本書に書かれた日本政府の対応や国民の姿、これはまさに3.11の震災時の様子に酷似していて、村上龍氏は未来を予知したかのよう。北朝鮮の反乱軍が福岡を占領する、という一見荒唐無稽な日本の危機は、2011年が過ぎた今、ひどく現実味を帯びていて怖い。 -
読み終わった!!
という達成感が非常に強い本でした。上下巻セットだったからということもあるだろうけど。
上巻に比べて、比較的感情的な部分の多い下巻でした。読みやすかったです。
こうして見てみると、日本という国家の弱さがモロに出ていました。驚きの展開ではありますが、可能性が全く無いとは思えない、妙に現実的なお話。

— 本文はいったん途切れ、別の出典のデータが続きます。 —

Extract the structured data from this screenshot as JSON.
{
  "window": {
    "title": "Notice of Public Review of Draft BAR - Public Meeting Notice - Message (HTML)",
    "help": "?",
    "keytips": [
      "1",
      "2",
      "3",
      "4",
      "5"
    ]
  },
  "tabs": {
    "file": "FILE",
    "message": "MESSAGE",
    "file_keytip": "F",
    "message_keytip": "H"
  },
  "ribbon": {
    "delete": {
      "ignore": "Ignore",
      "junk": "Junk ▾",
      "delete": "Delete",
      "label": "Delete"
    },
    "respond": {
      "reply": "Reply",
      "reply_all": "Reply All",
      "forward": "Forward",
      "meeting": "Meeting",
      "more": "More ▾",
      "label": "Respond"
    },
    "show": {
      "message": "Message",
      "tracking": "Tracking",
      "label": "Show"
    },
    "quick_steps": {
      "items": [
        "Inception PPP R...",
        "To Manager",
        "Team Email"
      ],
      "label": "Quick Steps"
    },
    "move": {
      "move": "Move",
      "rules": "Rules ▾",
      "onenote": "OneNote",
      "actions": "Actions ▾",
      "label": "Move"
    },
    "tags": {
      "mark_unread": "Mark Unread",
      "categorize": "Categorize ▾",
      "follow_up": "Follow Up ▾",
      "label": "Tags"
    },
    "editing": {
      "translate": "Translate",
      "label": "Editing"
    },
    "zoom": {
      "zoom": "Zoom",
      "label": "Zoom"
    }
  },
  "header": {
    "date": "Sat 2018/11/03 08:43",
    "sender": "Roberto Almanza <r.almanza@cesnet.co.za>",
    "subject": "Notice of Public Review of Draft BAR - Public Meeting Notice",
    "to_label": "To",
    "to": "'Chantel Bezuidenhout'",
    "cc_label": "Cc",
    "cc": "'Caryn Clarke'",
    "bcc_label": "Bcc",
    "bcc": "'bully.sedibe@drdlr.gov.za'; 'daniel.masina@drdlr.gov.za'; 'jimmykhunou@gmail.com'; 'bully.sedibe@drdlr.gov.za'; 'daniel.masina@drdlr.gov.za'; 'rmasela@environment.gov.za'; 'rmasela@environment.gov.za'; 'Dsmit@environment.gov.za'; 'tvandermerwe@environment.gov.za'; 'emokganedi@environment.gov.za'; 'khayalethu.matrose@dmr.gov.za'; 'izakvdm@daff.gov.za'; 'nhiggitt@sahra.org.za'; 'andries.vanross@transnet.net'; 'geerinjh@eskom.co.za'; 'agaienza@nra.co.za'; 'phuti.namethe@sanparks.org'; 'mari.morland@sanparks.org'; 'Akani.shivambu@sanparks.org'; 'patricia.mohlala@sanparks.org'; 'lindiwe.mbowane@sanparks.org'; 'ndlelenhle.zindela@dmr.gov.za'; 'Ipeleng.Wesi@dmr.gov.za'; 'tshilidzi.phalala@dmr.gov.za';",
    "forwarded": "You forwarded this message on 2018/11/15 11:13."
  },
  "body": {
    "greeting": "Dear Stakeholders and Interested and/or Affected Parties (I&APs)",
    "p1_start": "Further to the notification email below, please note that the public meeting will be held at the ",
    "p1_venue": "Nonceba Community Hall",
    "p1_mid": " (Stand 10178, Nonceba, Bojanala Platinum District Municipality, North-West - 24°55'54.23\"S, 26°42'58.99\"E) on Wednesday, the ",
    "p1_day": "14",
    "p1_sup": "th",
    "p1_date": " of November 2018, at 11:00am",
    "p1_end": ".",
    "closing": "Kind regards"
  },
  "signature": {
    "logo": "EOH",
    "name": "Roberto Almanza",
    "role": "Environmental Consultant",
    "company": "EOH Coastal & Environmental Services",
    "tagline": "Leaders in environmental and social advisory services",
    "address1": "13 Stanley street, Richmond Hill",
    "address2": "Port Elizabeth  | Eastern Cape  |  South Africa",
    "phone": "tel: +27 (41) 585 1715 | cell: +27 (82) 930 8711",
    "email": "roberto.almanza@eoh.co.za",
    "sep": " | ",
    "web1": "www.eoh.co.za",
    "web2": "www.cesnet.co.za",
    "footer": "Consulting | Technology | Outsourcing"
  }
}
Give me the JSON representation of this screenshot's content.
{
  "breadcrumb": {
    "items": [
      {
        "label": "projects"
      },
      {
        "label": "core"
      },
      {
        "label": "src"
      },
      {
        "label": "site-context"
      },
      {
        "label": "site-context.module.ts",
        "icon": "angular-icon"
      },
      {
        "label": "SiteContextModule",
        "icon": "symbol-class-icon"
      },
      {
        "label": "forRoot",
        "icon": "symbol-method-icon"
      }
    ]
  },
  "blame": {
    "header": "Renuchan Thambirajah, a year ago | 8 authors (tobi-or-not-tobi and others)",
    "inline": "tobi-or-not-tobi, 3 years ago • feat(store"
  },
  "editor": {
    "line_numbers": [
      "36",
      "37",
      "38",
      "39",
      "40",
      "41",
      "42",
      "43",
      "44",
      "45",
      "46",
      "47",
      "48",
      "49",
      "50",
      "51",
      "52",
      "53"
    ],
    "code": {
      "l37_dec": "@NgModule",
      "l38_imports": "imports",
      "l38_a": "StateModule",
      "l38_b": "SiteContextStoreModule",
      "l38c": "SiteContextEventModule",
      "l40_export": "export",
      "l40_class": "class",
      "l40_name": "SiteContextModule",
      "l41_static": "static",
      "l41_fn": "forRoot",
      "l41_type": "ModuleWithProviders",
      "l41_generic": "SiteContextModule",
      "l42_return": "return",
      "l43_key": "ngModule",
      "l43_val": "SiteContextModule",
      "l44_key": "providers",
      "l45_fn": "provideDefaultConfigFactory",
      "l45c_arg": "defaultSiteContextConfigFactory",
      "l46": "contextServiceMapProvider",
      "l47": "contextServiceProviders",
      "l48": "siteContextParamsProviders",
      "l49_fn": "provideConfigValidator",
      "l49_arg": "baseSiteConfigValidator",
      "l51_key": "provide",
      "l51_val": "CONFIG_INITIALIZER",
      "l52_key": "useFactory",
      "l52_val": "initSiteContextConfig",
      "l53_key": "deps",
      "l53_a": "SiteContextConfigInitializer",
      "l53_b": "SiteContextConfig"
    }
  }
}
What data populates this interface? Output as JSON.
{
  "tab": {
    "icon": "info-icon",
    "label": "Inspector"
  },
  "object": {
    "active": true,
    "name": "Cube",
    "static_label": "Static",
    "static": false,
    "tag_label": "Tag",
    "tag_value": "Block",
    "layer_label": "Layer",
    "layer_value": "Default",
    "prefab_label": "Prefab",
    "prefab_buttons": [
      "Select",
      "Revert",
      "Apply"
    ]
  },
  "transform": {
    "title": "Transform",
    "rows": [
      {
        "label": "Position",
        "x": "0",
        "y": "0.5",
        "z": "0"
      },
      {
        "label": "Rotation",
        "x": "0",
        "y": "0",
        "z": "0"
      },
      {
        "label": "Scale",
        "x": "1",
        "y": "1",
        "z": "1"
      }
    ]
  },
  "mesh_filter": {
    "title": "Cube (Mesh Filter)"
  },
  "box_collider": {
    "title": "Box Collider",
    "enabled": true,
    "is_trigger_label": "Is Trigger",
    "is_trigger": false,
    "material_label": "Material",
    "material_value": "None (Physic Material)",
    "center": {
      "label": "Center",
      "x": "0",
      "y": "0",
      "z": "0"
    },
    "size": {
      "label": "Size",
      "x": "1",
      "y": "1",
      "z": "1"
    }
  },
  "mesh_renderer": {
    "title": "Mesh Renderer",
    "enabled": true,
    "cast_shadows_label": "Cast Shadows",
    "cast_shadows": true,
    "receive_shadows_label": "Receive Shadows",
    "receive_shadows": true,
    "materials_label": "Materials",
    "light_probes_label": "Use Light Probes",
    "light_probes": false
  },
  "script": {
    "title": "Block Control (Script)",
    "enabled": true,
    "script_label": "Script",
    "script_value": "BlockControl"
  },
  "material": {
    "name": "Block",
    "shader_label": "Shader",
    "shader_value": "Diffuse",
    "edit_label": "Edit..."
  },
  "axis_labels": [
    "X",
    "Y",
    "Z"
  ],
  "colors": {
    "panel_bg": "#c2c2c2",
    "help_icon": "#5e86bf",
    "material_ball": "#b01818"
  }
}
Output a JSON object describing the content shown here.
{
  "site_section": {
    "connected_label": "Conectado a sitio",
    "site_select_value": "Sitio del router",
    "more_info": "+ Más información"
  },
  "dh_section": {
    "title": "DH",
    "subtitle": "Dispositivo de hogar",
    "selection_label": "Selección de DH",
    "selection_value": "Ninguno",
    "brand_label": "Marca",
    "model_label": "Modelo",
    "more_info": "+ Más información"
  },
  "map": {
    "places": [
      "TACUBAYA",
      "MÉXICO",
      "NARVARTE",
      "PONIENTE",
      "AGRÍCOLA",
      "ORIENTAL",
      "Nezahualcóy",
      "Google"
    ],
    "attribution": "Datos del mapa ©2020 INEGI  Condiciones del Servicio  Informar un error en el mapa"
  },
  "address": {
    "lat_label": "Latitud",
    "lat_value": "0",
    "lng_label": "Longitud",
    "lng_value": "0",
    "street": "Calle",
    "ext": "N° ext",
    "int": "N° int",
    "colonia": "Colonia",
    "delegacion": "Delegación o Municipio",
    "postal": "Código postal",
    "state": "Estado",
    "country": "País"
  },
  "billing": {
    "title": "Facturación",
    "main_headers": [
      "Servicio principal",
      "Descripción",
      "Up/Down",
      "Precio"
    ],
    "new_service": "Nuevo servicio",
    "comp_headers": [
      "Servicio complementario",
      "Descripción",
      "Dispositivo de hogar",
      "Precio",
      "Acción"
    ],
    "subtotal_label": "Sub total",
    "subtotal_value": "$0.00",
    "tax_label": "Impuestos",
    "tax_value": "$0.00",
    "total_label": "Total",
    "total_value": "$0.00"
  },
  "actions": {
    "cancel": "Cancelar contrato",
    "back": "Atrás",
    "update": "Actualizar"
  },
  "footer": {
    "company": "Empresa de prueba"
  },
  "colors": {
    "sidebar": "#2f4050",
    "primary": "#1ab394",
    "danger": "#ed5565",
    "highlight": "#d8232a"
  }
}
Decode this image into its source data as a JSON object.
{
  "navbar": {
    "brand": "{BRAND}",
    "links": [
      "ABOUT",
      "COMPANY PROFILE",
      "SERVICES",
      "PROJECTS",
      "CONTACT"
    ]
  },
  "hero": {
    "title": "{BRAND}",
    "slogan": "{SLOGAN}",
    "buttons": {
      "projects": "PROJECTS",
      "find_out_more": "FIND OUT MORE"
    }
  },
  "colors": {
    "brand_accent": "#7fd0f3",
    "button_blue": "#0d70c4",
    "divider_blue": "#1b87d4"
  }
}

まぁ…舞台が福岡っていうところがまたリアルさを生んでいるのですが。
そうしてまた今日もコリョの占拠したヤフードームへとバイトに行くわけですからね。
結局こういった形で決着がつくわけですが、最終的に自らの意思によって様々なモノゴトが決まっていく様が印象深い。今まで自分の意思だと思っていたことは、実は誰かの意思の真似事?だったのかもしれないんですね。登場人物各々が進むべき道を”自分で”決めているラストシーン、現在の私にとっては耳が痛いですが、忘れずに留めておきたいものになりました。 -
上巻を読み終えるめどが見えてきた頃には、間を空けずに下巻も続けて読みたいと思い図書館で借りて、通勤時間を利用し約1週間で読み終えました。
読み進むに連れてスピード感が増して、爆破シーンまでがクライマックスかと感じました。爆破後の展開は少し物足りなさを感じてしまいエンディングはごくごく普通の小説のような終わり方に感じ拍子抜けした感じを受けました。
そんな感じを受けましたが、上下巻共に最後までとても面白く読むことが出来て読書の面白さを改めて教えてくれた作品でした。 -
とてつもなく好きな本だった!
村上龍さんの描く近未来の日本はとてもリアルに感じるんですよね。もちろんフィクションではあるんだけど。
なんていうか、日本という国の抱えているしょぼさみたいのを日本人である読者にこれでもかってぐらいに教えているような。こういうのを不快に思う人もいるでしょうけどね。
本の感想としては、朝鮮人・日本人含めてカタカナで表記されている人たちの純粋さというものはとても強いエネルギーとして物語の中で消化されていく、そんな感じがなんともいえず愛おしい。そんな感じ。 -
桃山学院大学附属図書館蔵書検索OPACへ↓
https://indus.andrew.ac.jp/opac/volume/589927 -
あー、クソ面白かった。この頃の村上龍が最盛期か?ーーーーー二〇一一年春、九人の北朝鮮の武装コマンドが、開幕ゲーム中の福岡ドームを占拠した。さらに二時間後に、約五百名の特殊部隊が来襲し、市中心部を制圧。彼らは北朝鮮の「反乱軍」を名乗った。慌てる日本政府を尻目に、福岡に潜伏する若者たちが動き出す。国際的孤立を深める日本に起こった奇蹟!さらなるテロの危険に日本政府は福岡を封鎖する。いまや九州は反乱軍の占領下となった。逮捕、拷問、粛清、裏切り、白昼の銃撃戦、被占領者の苦悩と危険な恋―。絶望と希望が交錯する中、若者たちの決死の抵抗が始まる。現実を凌駕する想像力と、緻密な描写で迫る聖戦のすべて。各紙誌で絶賛を浴びた、野間文芸賞、毎日出版文化賞受賞作品。